Freddy Locks: Yes, you can say that, ‘Bring up the Feeling’ was my first album with a band. It was a band where Asher G. was the organ player and the rest were professional musicians. It was my first official release with full promotion, a video, and many concerts. It was also the first step into the music industry and the confirmation that I was respected as a reggae artist.

IRIE. I first learn about your music through your third album, ‘Seek your truth’ (2010). The title track was part of the Dread & Alive – Lost Tapes series which came out in 2011. That track is still part of my creative playlist. What does Seek your truth mean to Freddy Locks?

Freddy Locks: I feel ‘Seek Your Truth’ is the most important album I’ve made so far. Everything about it was perfect. The vibe with everybody and the result makes me very proud. To seek his own Truth…is the most important thing in life for me. To live, you must be truthful. Without truth, you are dead without knowing.
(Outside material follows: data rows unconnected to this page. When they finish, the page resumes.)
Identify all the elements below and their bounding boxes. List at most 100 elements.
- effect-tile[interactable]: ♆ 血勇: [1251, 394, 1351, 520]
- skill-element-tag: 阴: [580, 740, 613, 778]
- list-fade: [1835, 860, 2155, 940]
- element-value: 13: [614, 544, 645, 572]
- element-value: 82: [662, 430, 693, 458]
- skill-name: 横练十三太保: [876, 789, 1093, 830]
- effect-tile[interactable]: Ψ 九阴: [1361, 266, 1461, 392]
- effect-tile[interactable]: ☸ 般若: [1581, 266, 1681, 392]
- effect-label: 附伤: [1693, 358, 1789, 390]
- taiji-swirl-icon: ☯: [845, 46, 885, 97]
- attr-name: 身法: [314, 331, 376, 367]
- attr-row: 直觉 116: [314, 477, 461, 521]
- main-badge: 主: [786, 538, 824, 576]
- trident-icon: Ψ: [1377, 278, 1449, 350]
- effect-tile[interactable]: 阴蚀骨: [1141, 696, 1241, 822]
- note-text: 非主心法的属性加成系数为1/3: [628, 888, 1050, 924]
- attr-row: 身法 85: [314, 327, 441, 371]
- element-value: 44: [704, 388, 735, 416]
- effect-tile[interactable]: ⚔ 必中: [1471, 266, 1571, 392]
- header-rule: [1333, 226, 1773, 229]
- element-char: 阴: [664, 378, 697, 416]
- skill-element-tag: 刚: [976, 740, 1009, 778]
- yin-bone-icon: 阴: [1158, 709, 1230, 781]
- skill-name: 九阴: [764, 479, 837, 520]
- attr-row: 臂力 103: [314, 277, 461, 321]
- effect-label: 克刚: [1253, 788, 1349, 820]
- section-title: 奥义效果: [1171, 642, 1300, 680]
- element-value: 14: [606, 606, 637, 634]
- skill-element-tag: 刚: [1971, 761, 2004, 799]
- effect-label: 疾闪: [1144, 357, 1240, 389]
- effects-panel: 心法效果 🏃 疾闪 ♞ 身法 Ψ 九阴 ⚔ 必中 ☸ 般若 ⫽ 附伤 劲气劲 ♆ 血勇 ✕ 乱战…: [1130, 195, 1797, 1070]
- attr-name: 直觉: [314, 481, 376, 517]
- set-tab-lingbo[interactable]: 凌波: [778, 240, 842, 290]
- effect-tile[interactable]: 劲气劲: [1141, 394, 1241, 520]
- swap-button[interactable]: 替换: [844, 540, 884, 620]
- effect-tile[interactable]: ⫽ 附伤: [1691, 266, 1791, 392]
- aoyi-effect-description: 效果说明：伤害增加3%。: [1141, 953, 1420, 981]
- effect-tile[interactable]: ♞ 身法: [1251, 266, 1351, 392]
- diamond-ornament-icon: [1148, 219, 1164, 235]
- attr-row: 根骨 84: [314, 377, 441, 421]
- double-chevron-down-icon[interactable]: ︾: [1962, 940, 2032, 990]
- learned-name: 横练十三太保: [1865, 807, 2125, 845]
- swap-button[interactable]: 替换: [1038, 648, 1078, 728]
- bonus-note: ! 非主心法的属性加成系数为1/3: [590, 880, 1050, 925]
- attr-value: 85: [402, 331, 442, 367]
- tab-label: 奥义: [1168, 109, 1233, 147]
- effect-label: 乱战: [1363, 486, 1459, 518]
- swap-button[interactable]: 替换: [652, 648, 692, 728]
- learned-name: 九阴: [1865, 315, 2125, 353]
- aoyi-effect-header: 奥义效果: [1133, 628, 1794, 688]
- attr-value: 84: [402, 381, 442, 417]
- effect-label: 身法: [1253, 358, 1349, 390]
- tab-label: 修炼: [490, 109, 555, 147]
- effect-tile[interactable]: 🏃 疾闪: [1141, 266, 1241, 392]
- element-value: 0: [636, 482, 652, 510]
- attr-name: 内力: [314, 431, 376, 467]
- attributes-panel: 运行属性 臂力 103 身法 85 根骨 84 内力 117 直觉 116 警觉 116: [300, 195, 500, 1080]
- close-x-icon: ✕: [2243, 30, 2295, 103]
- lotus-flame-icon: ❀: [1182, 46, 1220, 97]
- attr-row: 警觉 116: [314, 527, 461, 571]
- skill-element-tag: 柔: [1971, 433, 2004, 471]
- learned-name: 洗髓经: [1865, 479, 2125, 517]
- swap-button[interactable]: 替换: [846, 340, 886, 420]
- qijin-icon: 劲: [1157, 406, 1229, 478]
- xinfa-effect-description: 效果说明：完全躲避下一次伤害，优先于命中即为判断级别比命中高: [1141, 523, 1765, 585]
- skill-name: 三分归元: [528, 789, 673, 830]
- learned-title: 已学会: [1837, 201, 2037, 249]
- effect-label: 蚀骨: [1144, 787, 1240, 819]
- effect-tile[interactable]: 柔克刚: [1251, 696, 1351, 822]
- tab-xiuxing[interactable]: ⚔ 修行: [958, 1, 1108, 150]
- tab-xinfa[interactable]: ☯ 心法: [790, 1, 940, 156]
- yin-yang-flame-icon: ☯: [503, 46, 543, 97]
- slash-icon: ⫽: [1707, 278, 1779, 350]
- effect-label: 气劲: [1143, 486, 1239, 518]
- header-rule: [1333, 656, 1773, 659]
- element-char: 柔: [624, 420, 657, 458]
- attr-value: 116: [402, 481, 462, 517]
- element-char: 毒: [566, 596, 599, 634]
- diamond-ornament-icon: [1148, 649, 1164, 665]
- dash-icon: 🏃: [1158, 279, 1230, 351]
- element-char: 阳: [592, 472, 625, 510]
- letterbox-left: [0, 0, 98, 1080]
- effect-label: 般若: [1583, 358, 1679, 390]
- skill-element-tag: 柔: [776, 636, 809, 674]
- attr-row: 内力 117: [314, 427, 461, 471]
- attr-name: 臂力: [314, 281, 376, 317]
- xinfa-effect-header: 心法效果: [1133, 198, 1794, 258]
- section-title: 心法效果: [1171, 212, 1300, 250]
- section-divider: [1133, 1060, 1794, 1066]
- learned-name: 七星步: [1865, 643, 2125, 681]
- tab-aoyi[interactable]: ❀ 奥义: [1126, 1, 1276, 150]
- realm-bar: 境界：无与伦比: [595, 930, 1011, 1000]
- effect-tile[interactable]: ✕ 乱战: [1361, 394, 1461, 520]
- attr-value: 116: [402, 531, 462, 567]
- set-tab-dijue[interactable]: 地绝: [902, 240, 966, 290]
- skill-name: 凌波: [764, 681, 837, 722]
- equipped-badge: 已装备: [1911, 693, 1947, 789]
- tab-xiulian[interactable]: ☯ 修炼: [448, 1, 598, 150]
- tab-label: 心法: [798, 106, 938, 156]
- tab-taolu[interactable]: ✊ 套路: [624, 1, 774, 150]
IRIE. In 2012, you release ‘Rootstation’ which shows off your acoustic style. How would you describe your music from the fourth album?

Freddy Locks: ‘Rootstation’ is like the end of a circle in my life. It shows my acoustic style and also deejay style in riddms. Some songs are really old. I made this album during a turning point in my personal life and music career.

It’s a Roots Reggae album, with a fresh flavor and a revolutionary message. That’s how I like to see it. But of course when we create a song and give it to the people, each one will feel his/her own vibe and have different feelings with the music.

IRIE. What’s next on the horizon for Freddy Locks?

Freddy Locks: I’m doing different works with several producers and preparing new material to be released. I will surely release new music by the end of this year and I’ll do my best to finally go international as I have yet to perform a concert outside Portugal.

IRIE. Anything you would like to share with the IRIE audience?

Freddy Locks: Let us do to others what we want them to do to us! Let us stop talking and start giving examples with true actions! Seek Your Truth… Now and Forever!